A first of its kind NASA-backed study has demonstrated that the Amazon rainforest may actually be helping us in the fight against global warming by virtue of the amount of carbon dioxide it is able to hold onto.
The highly technical study, which was carried out over seven years and involved a number of universities from across the globe, is the first to measure Amazon tree deaths that were caused by natural processes, and is also the first to give a true glimpse into the Amazon’s carbon dioxide intake.
Over its lifetime, a tree will take carbon dioxide out of the air as it grows. That carbon is then stored within the tree, and this is why trees are known as carbon traps or “sinks.” When the tree decomposes, though, the greenhouse gas is then released back into the air.
The precise balance of the total level of carbon dioxide taken in compared to that which is released by decay hasn’t been fully understood as, until now, scientists have only been able to work with so-called test plots, small scale and heavily-studied tree areas. These aren’t ideal as while they may offer some insight, the numbers from these kinds of observations can’t simply be scaled up to represent the probable input and output of the massive Amazon forest due to the fact that so many things in those forests can happen, for instance a large band of trees might die all at once.
Yet with this new research, the scientists have finally been able to glimpse the Amazon forest’s most intimate life cycle. The study, published this month in Nature Communications, saw researchers use a variety of indicators for finding dead trees, including using aerial images to spot where fallen trees had left a gap in the tree canopy, and using satellite images to map for the color change of dead wood.
In this way, researchers could calculate the rate at which trees were dying and, estimating an average carbon dioxide output per tree, calculate the total output of the forest per year. They found that each year Amazonian trees emit about 1.9 billion tons of carbon into the atmosphere. Given how notorious carbon dioxide is as an insulating gas — that is to say, how it stays in our atmosphere and traps heat — that figure might be alarming, so it was important for the researchers to then understand how much carbon the Amazon actually takes in out of the air.
To do this, the researchers used a variety of methods, including but not limited to census data on new growth as well as more hi-tech methods like airborne lidar (laser surface imagery). By examining the data, they found that the Amazon rainforest may absorb as much as 2.2 billion tons of carbon dioxide, significantly more than it gives out. It is not overstating things, then, to say that the Amazon is acting at least in part to help reduce the amount of global warming causing CO2 in our atmosphere — though of course what effect that ultimately has on overall CO2 numbers isn’t clear.
Another important finding in this research was that the number of Amazon forest trees dying of so-called blowdowns is only about 0.1%. There had been some scientific debate over just how large an effect blowdowns have after observations made in the early 1990s showed that large swathes of the forest could be toppled in a short space of time. Now, the scientists know that these blowdowns probably have very little effect on the carbon cycle of the Amazon, though of course this says nothing about the real-life problems that species of plants and animals might face as a result of such events.

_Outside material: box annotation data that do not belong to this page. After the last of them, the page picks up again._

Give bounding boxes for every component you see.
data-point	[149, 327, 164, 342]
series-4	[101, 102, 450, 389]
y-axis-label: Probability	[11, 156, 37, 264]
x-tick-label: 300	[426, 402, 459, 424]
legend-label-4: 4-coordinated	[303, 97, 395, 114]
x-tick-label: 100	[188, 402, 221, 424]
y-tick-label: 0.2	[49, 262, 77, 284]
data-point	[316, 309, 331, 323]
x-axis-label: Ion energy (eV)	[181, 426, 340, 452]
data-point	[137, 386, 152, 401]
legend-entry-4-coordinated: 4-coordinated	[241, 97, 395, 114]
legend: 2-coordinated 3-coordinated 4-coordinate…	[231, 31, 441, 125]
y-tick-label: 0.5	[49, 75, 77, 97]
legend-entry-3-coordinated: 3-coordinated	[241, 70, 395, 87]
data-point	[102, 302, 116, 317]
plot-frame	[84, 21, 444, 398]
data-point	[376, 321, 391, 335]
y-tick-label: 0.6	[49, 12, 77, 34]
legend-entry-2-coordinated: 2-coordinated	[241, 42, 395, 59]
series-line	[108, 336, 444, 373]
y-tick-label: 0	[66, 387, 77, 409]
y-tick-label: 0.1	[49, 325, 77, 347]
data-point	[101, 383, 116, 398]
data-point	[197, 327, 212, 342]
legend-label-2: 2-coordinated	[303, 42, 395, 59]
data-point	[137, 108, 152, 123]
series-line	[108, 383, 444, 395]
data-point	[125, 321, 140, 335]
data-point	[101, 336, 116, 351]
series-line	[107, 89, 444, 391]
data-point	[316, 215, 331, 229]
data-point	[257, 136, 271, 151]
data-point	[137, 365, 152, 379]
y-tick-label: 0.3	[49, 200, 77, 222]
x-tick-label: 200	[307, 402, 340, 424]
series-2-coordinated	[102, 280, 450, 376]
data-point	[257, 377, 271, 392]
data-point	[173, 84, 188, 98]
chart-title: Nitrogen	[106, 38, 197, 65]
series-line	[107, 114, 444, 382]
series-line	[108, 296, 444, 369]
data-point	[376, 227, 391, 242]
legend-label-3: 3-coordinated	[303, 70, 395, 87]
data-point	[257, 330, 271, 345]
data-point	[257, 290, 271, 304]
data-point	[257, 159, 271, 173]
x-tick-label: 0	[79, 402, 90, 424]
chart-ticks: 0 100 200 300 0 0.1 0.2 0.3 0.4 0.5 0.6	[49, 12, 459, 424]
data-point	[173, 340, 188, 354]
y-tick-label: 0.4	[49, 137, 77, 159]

You may have already realized the stumbling block in this remarkable study: the researchers were only looking at natural causes for tree death.
Based on data from 2012 (the most recent we have until new data this July), research suggests that the area of the Amazon suffering deforestation is 5,843 sq km (2,255 sq miles). That figure rose in 2012 for the first time in years. To put the massive scale of loss into perspective, researchers have previously said that between 2000 and 2012, we lost an area equal to 50 football pitches every single minute. While a third of that has been replaced by reforestation efforts, that’s still a mindblowing loss. The amount of carbon dioxide released by that deforestation isn’t precisely known, but unfortunately its likely to put a sizable dent in the Amazon’s ability to hold on to more than it emits.
This perhaps underscores yet another reason why it is imperative that global powers take steps to combat and begin to reverse this forest loss, as scientists have shown yet another way the Amazon rainforest is integral to the survival of so much life on our planet.